Tuning the Rasterizer Stage
Rasterization is where the raw power of the graphics subsystem is shown. However, some clever planning can significantly enhance performance here as well. Keep in mind that we are talking about drawing pixels onscreen. In an ideal world, we would paint each pixel exactly once so zero overdraw would be achieved. Under these circumstances, and assuming the screen is SX pixels wide and SY pixels high, we would be painting exactly SX*SY pixels.
But this is seldom the case. We end up redrawing the same pixels over again, consuming fill rate and making the Z-buffer go mad in the process. To begin with, we need a diagnostic of the situation so we can understand how much overdraw there is in our rendering loop. Therefore, we need to compute a depth-complexity image (see Figure A.4), an image that graphically depicts how much overdraw there is.

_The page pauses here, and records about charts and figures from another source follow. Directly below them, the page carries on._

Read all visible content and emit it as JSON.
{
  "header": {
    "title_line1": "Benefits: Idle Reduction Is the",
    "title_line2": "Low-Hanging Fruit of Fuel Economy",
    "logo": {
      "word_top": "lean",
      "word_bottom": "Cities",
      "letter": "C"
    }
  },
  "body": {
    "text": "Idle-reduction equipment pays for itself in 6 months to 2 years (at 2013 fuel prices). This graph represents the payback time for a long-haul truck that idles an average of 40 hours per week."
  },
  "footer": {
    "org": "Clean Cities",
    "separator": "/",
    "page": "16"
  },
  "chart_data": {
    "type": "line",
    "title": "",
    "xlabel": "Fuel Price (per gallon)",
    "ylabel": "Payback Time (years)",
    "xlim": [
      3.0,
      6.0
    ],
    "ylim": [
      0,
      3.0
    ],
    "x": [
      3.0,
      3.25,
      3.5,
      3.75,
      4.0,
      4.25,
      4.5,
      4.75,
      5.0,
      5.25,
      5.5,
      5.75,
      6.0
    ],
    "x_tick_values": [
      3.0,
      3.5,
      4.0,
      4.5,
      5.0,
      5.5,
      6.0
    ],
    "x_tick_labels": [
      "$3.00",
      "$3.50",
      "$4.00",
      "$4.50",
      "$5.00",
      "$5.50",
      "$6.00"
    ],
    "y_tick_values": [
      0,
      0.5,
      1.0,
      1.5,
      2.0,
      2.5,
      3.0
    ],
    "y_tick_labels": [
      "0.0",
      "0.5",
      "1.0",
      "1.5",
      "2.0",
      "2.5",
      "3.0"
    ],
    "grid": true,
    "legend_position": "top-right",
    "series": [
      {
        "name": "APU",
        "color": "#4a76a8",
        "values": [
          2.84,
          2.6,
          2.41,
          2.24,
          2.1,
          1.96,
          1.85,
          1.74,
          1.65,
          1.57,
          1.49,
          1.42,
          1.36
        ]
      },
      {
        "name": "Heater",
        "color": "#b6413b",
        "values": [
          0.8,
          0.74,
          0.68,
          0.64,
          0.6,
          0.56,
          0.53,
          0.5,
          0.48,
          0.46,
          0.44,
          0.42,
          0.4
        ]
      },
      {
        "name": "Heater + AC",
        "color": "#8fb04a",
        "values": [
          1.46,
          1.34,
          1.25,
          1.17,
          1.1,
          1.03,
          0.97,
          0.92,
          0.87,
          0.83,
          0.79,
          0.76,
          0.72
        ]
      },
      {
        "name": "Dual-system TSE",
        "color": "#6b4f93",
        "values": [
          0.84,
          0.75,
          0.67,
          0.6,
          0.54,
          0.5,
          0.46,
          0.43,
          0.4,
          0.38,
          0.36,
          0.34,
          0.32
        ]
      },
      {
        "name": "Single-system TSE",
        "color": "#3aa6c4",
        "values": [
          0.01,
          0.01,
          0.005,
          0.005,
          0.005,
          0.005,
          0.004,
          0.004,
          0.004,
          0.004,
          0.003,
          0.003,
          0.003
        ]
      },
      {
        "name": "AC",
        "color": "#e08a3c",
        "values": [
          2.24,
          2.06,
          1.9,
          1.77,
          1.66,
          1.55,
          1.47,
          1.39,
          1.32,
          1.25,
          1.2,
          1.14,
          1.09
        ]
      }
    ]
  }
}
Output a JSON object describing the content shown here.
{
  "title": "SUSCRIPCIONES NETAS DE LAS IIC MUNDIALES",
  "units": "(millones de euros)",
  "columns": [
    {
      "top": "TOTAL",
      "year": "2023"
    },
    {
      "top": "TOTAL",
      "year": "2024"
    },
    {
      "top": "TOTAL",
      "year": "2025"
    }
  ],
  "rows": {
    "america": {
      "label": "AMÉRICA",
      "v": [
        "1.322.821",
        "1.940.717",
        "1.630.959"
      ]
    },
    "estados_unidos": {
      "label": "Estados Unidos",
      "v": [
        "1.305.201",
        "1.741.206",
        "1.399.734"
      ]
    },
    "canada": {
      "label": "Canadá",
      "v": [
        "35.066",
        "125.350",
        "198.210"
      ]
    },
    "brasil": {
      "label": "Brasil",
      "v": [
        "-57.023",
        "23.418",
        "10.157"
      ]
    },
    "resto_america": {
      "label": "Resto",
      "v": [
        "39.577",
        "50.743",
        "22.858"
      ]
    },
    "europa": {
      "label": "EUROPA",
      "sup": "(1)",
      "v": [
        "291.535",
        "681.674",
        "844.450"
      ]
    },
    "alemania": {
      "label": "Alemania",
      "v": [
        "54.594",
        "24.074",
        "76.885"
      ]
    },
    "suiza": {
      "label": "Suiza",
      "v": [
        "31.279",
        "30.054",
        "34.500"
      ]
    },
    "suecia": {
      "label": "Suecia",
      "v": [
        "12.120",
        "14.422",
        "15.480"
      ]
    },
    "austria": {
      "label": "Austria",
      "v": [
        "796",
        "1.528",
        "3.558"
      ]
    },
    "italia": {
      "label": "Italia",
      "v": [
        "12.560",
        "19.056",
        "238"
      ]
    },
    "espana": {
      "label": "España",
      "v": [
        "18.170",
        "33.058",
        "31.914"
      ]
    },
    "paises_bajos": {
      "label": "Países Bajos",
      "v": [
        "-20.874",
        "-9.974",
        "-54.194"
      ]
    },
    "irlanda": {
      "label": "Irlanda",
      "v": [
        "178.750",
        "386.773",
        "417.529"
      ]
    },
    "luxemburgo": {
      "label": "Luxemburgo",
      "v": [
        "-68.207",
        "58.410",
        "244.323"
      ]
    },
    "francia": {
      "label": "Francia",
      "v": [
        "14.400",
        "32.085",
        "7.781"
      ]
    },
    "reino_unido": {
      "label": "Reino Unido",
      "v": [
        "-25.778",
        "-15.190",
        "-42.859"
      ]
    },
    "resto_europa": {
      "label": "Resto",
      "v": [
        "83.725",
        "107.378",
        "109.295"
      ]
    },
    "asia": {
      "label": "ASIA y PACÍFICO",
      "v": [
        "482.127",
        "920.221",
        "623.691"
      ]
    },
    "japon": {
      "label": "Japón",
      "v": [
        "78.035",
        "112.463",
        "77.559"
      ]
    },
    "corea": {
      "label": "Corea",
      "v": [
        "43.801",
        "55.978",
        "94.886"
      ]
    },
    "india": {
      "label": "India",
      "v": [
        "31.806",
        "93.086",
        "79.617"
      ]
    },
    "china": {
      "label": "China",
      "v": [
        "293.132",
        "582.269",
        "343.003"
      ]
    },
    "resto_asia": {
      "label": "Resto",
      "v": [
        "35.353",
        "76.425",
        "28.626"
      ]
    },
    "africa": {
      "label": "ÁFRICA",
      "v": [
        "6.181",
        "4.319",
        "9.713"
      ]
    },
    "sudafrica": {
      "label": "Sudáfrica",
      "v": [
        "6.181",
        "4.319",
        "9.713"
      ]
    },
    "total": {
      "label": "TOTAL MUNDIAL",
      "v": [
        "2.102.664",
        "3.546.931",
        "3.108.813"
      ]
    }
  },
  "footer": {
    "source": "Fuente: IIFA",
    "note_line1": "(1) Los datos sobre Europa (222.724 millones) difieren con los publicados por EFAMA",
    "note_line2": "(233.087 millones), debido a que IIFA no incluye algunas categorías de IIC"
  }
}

To compute such an image, all we have to do is activate an additive blending function, such as glBlend(GL_ONE,GL_ONE), and render all primitives with texturing disabled and colored in plain white. The result will be an image brighter in those areas where overdraw exists. As areas get darker, it means we are rendering with less overdraw. Now, take a look at the picture in Figure A.4 and try to understand what is causing overdraw. Can you rearrange your code in such a way that overdraw is reduced? Turning culling on, for example, eliminates roughly 50 percent of all incoming triangles due to their alignment and will surely reduce overdraw. But what else can be done? Do you need to add specific occlusion-detection code? Maybe your hardware supports occlusion queries, and you can get that up and running in very little time.
Another factor that has an impact on rasterization speed is primitive Z-ordering. The way Z-buffers work, it is more efficient to send primitives front-to-back than the other way around. The reason becomes obvious if you focus for a second on a specific pixel of the screen. If you paint back-to-front, each new primitive is accepted, needs to be textured and lit, and updates the Z-buffer position. This means lots of overdraw. Now, if you start with the closest primitive, you will discard all subsequent primitives early in the pipeline because their Z-value will not make it to the Z-buffer. This means part of the lighting and texturing will be saved, and performance will increase. Sometimes it is not easy to sort all scene triangles front-to-back exactly, or it is too costly. But it is not that hard to do it roughly, achieving a significant increase in the process. If you use a BSP you can traverse it so you are rendering front-to-back. Quadtrees and octrees can also be treated this way. Portal systems can also be rendered front-to-back if you use the recursion level as your sorting mechanism. For example, paint rooms as you propagate calls through them, and you will ensure front-to-back ordering. None of these three approaches will perform total ordering, but making sure most triangles come in the right order will increase performance significantly.
You can also disable the Z-buffer completely for many large objects, thus increasing performance. A skybox, for example, will certainly be behind everything else. Therefore, it is safe to paint it first, with Z-buffer disabled. Keep in mind that large primitives take longer to render, and thus taking the skybox out of the way is a wise move. The same applies to onscreen menus and scoreboards, and generally speaking, all items that will definitely be closest to the player. These items will never be occluded, and thus can be rendered last, with Z-buffer disabled as well. Z-buffer testing and writing is expensive, so try to find ways to switch it off whenever possible. Some algorithms, such as BSPs or some of the portal variants, order triangles internally, so there is no need to have the Z-buffer on. A call like glDepthFunc(GL_ALWAYS) will ensure that Z-values are updated, but no actual testing will take place.